Improving Sigil
Posted: 2013/03/04 Filed under: code | Tags: sigil 2 CommentsA few weeks ago I announced Sigil, a fail-fast validating wrapper around .NET’s ILGenerator. Since then I’ve pushed a number of updates and bug fixes, culminating in the fairly significant 2.0.0 release now on Nuget.
I figured now was a good time to write down what’s changed, and where I see this code going.
A Smarter Validator
The biggest change between 1.x and 2.x is that Sigil no longer requires stack type assertions after unconditional branches.
In version 1.x you had to do something like the following:
var emit = Emit<Func<int>>.NewDynamicMethod(); var label1 = emit.DefineLabel(); var label2 = emit.DefineLabel(); emit.LoadConstant(0); emit.Branch(label1); emit.MarkLabel(label2, new [] { typeof(int) }); // Sigil wasn't smart enough to know what the stack was here emit.Return(); emit.MarkLabel(label1); emit.Branch(label2);
Version 2.x removes the need to pass types to certain MarkLabel() calls entirely. This removes the most painful bit of busywork entailed in using the initial release of Sigil.
As a consequence of this new validator, a few breaking changes were made to Sigil’s interface. The obvious removal of stack assertions, plus the removal of GetStack (as the stack state is not always known) and the addition of some required parameters to array manipulation methods (as the array involved cannot always be inferred).

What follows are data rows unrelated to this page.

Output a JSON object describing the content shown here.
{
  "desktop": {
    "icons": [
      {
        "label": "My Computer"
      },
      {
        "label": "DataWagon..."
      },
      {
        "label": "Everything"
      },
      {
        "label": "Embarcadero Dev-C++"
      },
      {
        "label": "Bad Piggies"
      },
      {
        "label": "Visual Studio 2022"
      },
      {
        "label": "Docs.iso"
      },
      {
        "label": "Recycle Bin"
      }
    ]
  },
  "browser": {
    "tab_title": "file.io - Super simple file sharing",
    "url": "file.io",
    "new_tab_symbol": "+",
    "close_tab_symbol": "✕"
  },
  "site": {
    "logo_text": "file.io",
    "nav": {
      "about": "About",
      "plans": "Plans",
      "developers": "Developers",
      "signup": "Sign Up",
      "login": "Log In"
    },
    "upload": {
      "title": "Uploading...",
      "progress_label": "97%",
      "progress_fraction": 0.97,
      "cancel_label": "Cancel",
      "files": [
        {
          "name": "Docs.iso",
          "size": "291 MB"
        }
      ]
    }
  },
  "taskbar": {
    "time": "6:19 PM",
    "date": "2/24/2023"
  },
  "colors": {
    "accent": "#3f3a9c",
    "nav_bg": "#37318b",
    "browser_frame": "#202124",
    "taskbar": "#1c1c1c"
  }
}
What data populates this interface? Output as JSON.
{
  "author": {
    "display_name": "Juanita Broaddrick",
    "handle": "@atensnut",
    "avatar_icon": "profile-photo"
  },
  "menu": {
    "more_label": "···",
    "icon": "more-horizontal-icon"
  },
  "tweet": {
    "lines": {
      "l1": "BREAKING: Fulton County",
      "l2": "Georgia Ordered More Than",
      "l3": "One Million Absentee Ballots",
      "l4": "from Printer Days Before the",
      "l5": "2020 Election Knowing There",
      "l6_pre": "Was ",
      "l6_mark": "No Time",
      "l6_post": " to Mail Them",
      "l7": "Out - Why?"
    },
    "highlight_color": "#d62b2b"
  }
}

Better Debugging Information
Sigil is all about failing fast and helpfully, and several changes have been made to the string returned by SigilVerificationException.GetDebugInfo() since Sigil’s initial release.
Examples include:
- Non-returning paths indicated by the labels that path flows through
- Instructions that take locals are annotated with the names and types of the involved local
- The instruction that causes a verification error
- As in version 1.x the stack state at any error, now including all possible types
Optimizations
Since it’s initial release, Sigil has gained the ability to elide trivial casts (thanks to Marc Gravell for the first version of this feature).
Modest performance improvements have been made to rewriting branches into their short forms, and the ability to disable such rewriting has been added (credit to Jason Punyon for some of this).
Performance
Sigil has been tuned somewhat since it’s initial release, but the introduction of a smarter validator has come at a performance price under certain circumstances. As a rough guideline, if you’re generating methods with hundreds of labels and branches or tens of thousands of instructions Sigil may be too slow for you.
In addition to the aforementioned optimization options (passed as OptimizationOptions), the option to defer some validation has also been added (via the ValidationOptions enumeration). Between the two a great deal of Sigil’s utility can still be had even for very large or very branch intensive generated code.
Minor Improvements
- While debugging all declared labels and in scope locals are exposed as the Labels and Locals properties
- The WriteLine(string, params Locals[]) method
- Automatic insertion of the volatile prefix when able
- The ability to refer to locals and labels by name
The Future
I’m not really satisified with Sigil’s performance just yet. Profiling suggests that the slowest part of Sigil is gluing together instruction sequences for post-branch validation; I’m sure this can be done more quickly and probably skipped altogether in a lot of cases.
I’d also like to support the last four CIL instructions: Arglist, Mkrefany, Refanytype, and Refanyval. Sigil has focused mostly on the DynamicMethod case where these instructions are rarely useful, but for completion’s sake they should be available.
Sigil currently has .NET 4.5 and 3.5 builds, it’d be nice to get a .NET 2.0 build as well. This is non-trivial as Sigil makes heavy use of LINQ and extension methods.
A more long term goal is to abstract most of Sigil’s dependency on System.Reflection and System.Reflection.Emit so that its validation and optimization features can be used for a wider array of meta-programming tasks. Freely switching between standard .NET and IKVM.Reflection is probably the first place to start, as there’s already a similar feature in protobuf-net’s precompiler.
As before, Sigil’s source is on github and the latest stable releases are on Nuget.
Bitmap processing is difficult to do in both a pixel-format agnostic and performant way; runtime generation seems like it could solve this. (Generics are insufficent as the math changes).
For simple loops across unmanaged (or managed, unchecked) arrays, could Sigil produce code with standard performance characteristics?
Sigil is a helper for standard .NET meta-programming (ILGenerator specifically).
Anything you can do in .NET you can do with Sigil, and you will be using what is theoretically (and practically, in my experience) fastest meta-programming facilities.
So yes, Sigil generated code would be about as fast as possible with the caveat that it’s up to you to figure out what the best way to structure your code for performance is. Sigil makes ILGenerator less error prone and automates some tedious but trivial tasks, it doesn’t optimize your code for speed like a compiler does.